Возмездие. Рождественский бал | страница 17



Щупленький парень с бескровно-белым личиком, пошатываясь, не без труда наполнил вместительный рог.

— Вот чудеса! Я пью, а пьянеет каракатица! — сострил Бакур.

Ребята дружно загоготали.

— Что, улизнуть вздумал?! — Бакур повернулся к официанту. — Пей, пей, пока не вздул тебя как следует!

Официант с тоской оглядел ребят и просительно уставился на Бакура.

— Учти, в последний раз прощаю! Знаешь же меня: разойдусь — распотрошу тебя!

— Чего пугаешь, Бакур-джан! Плохо шутишь, — с деланным весельем сказал официант, превозмогая страх.

— Поглядите-ка на нашего брюхача! На этого обжору! Всажу тебе рог в пасть, узнаешь у меня. — И Бакур зловеще повертел огромным рогом перед носом официанта.

— Вай, что ты за недотрога, Бакур-джан, выходит, и пошутить с тобой нельзя, — растерянно пробормотал официант, задыхаясь и обливаясь потом, как загнанная лошадь.

— Заткнись, пес! Укороти язык, тварь брюхатая! — И Бакур влепил бедняге оплеуху.

— Жизнью клянусь, как брата люблю тебя, твой меч — моя голова! — повинился официант, ошалев от удара.

— Еще влепить?! Как велишь — влепить?! — издевался Бакур, довольный собой.

Официант понимал: перечить наглому своевольному юнцу бесполезно, связываться с ним — все равно что играть с обнаженной саблей. Поэтому предпочел молча стерпеть.

— Знаешь что, я лучше вздую тебя, растрясу брюхо, пока ты не лопнул. — Бакур деловито и почти заботливо оглядел официанта. — Ладно, не буду, пожалуй, марать руки! Но смотри у меня! Давай-ка допивай.
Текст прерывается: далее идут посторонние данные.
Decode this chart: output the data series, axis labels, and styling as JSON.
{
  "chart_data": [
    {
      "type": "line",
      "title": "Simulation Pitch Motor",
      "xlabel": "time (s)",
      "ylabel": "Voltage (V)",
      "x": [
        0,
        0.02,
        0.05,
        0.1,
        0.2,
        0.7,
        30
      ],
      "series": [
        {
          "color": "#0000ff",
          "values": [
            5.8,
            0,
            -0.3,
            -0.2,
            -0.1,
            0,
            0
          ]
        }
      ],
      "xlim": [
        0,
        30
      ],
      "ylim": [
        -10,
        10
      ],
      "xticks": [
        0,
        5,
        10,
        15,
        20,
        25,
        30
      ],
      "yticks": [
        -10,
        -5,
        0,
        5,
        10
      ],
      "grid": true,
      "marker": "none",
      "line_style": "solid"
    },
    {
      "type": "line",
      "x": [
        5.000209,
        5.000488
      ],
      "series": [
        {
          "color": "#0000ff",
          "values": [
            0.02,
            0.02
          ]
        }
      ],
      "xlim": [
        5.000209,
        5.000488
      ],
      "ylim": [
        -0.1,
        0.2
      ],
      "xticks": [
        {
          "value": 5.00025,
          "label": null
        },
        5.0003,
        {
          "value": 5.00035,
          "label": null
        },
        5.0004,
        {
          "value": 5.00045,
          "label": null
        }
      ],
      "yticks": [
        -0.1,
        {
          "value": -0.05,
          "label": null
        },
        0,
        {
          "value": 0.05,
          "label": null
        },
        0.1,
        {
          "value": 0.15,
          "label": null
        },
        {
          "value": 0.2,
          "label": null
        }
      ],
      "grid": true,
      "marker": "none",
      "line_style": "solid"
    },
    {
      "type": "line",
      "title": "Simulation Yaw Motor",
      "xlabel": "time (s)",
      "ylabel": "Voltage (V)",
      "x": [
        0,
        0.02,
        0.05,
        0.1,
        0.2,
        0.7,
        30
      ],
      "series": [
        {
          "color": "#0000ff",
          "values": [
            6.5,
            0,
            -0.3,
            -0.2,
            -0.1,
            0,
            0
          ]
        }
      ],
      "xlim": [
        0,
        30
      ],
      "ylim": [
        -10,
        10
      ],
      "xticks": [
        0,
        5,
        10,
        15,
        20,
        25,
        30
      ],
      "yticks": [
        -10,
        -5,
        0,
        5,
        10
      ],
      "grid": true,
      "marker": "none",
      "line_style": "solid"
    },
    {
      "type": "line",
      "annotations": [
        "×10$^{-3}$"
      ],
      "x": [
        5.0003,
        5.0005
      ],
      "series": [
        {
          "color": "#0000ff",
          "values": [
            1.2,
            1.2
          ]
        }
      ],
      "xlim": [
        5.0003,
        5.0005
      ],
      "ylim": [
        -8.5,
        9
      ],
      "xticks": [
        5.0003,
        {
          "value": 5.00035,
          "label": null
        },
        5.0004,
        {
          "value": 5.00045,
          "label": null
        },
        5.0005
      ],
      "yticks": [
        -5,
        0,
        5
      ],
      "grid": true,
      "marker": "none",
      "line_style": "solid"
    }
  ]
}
Официант покорно подхватил брошенный ему рог. Подумал, прикинул и благоразумно выбрал смерть от вина. Припал к рогу и с усилием, но осушил-таки. Выпить-то он выпил, но что с ним стало! Побагровел, запылал, глаза с темными набрякшими веками вываливались из орбит. Смачно ругнувшись, он вылетел во двор, — внутри у него бурлило, как бурлит в бочке неперебродившее вино.

Вывернуло всего, беднягу.

— Шляется сюда, поганец, на мою голову! — жаловался он немного погодя чернявому буфетчику, привалившись к стойке и охлаждая оскорбленное сердце стаканом боржоми. — Прикончит меня, гаденыш!

Буфетчик слушал, сочувствуя.

— Не могу больше терпеть! Надо мной измывается, собачье отродье, а сам хуже свиньи обжирается! В какую утробу влезет столько жратвы и пойла! Ничего, свернет себе шею, свалится где-нибудь с обрыва, — пьяным водит машину! Дождусь, дождусь радости!

— Если эти бездельники разбиваться будут, брюхо у тебя пустым мешком обвиснет, — они ж тебя кормят!